Kinsey and Masters & Johnson at least confirmed what lucky girls already knew, that they did not lack a sexual organ, that they were more than a hole, that they possessed a place whose sole purpose was pleasure, the clitoris. But the researchers retreated from this revolutionary revelation that finally put Freud in his place. They did not go on to ask the critical question: what produced this clitoridectomy of the imagination?
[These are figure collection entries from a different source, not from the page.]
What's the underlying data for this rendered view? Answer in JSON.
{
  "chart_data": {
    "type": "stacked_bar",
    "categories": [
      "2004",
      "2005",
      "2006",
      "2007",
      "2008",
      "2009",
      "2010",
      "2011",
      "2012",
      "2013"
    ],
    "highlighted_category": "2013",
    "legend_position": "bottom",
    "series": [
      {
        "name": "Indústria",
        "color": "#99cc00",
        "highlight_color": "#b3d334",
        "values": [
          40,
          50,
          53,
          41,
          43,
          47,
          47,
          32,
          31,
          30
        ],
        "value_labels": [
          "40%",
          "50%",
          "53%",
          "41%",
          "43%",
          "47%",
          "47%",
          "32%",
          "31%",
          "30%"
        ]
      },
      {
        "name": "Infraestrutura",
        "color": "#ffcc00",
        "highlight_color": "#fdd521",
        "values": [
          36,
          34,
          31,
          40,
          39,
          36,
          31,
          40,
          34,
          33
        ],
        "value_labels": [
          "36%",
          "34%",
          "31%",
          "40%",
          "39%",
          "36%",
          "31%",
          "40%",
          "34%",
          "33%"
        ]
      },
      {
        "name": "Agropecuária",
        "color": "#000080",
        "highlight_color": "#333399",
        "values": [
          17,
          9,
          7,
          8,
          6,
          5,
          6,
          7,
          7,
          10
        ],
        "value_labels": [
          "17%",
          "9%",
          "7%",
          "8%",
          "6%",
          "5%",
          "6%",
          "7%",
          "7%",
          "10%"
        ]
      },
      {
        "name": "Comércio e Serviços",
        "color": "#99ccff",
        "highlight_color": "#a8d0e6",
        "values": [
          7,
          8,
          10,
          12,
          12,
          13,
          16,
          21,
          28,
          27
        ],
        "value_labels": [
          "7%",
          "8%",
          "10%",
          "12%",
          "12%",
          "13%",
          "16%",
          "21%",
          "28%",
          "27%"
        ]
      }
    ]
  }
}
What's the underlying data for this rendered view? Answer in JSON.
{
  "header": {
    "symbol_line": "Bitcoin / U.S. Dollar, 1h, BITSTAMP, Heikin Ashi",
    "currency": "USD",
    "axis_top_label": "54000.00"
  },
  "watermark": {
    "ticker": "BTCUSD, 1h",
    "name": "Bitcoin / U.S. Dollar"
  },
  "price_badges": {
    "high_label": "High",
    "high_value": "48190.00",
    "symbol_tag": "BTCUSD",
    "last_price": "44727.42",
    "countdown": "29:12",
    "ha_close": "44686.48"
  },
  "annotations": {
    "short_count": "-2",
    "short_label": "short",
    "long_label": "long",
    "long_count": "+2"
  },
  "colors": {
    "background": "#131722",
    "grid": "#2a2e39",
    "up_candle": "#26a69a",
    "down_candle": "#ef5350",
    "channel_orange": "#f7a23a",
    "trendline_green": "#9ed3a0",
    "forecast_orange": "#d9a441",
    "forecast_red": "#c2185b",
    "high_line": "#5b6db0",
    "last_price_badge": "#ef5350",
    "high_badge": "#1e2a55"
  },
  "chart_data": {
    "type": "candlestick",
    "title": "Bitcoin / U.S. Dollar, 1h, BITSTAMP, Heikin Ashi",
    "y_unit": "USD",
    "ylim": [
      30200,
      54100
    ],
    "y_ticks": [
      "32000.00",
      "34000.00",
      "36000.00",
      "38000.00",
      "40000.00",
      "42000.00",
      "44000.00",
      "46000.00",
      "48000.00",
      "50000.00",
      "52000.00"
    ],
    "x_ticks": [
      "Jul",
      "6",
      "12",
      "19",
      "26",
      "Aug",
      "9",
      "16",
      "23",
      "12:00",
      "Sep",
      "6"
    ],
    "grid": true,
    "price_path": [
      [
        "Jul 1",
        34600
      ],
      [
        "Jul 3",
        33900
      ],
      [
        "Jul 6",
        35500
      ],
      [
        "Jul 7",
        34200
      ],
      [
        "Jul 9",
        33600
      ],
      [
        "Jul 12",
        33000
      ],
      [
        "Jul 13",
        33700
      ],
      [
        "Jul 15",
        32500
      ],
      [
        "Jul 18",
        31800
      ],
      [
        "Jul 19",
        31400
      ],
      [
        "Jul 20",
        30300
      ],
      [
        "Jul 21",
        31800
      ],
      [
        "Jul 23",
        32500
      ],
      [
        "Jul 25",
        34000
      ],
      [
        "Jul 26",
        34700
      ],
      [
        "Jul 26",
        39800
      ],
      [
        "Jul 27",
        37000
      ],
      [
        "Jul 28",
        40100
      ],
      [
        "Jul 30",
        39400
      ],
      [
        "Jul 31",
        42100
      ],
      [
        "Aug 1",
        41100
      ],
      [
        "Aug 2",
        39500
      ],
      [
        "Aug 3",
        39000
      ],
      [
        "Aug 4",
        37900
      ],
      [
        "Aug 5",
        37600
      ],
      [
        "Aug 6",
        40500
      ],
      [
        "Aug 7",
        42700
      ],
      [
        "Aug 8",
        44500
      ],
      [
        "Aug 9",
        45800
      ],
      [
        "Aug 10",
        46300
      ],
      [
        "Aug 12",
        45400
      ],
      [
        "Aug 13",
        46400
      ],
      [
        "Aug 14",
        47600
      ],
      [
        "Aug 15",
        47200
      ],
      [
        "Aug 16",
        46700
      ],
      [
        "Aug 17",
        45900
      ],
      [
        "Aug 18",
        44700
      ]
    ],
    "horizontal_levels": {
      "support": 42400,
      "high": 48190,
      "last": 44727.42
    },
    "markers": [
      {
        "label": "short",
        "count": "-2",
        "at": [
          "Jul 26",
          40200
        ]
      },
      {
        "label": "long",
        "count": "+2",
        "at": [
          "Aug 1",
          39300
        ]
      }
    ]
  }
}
Instead of promoting a new sexual agenda they promoted a new defence of the sexual act. They taught women to arrange their persons so as to produce their own pleasure without disturbing the willie or his master's commitment to the missionary position. But it was not until the Hite reports that the anatomical evidence was mobilised as an argument. The researchers had been asking the wrong question, she said. Instead of wondering why women didn't have orgasms, they should have asked why anyone would expect them to in that context.

It is odd then that the Janus Report should go back to Kinsey circa 1953 rather than to Hite. The common disregard of Hite appears to be part of a concerted attempt to diminish her findings. Although she offered an archive of statistics and stories, her sample, it seems, was not scientific enough for her critics. Maybe they couldn't take the sadness of her story, a chronicle of disappointment.

The Janus Report is an impressive train spotters' guide to current sexual mores. There are statistics on how political conservatives rather than liberals are into sado-masochism, on homosexual experiences among 20 per cent of the population, on the prevalence of early sex in the chauvinist south and of varied sex among career women.

It confirms the contested but consistent data showing that a fifth of children are sexually abused, that as many working women masturbate as men, that old people do it as often as young people, and that about a third of the population approve of anal sex. So, we know that child abuse and buggery are as normal as no-orgasms-during- intercourse.

All this is offered in promiscuous detail smiled upon by indefatigable liberalism. But, like Kinsey and Masters & Johnson, the Janus Report shrinks from the pain it reveals and presents the modern sexual scene as, simply, progress - as a penumbra of innocent pleasures.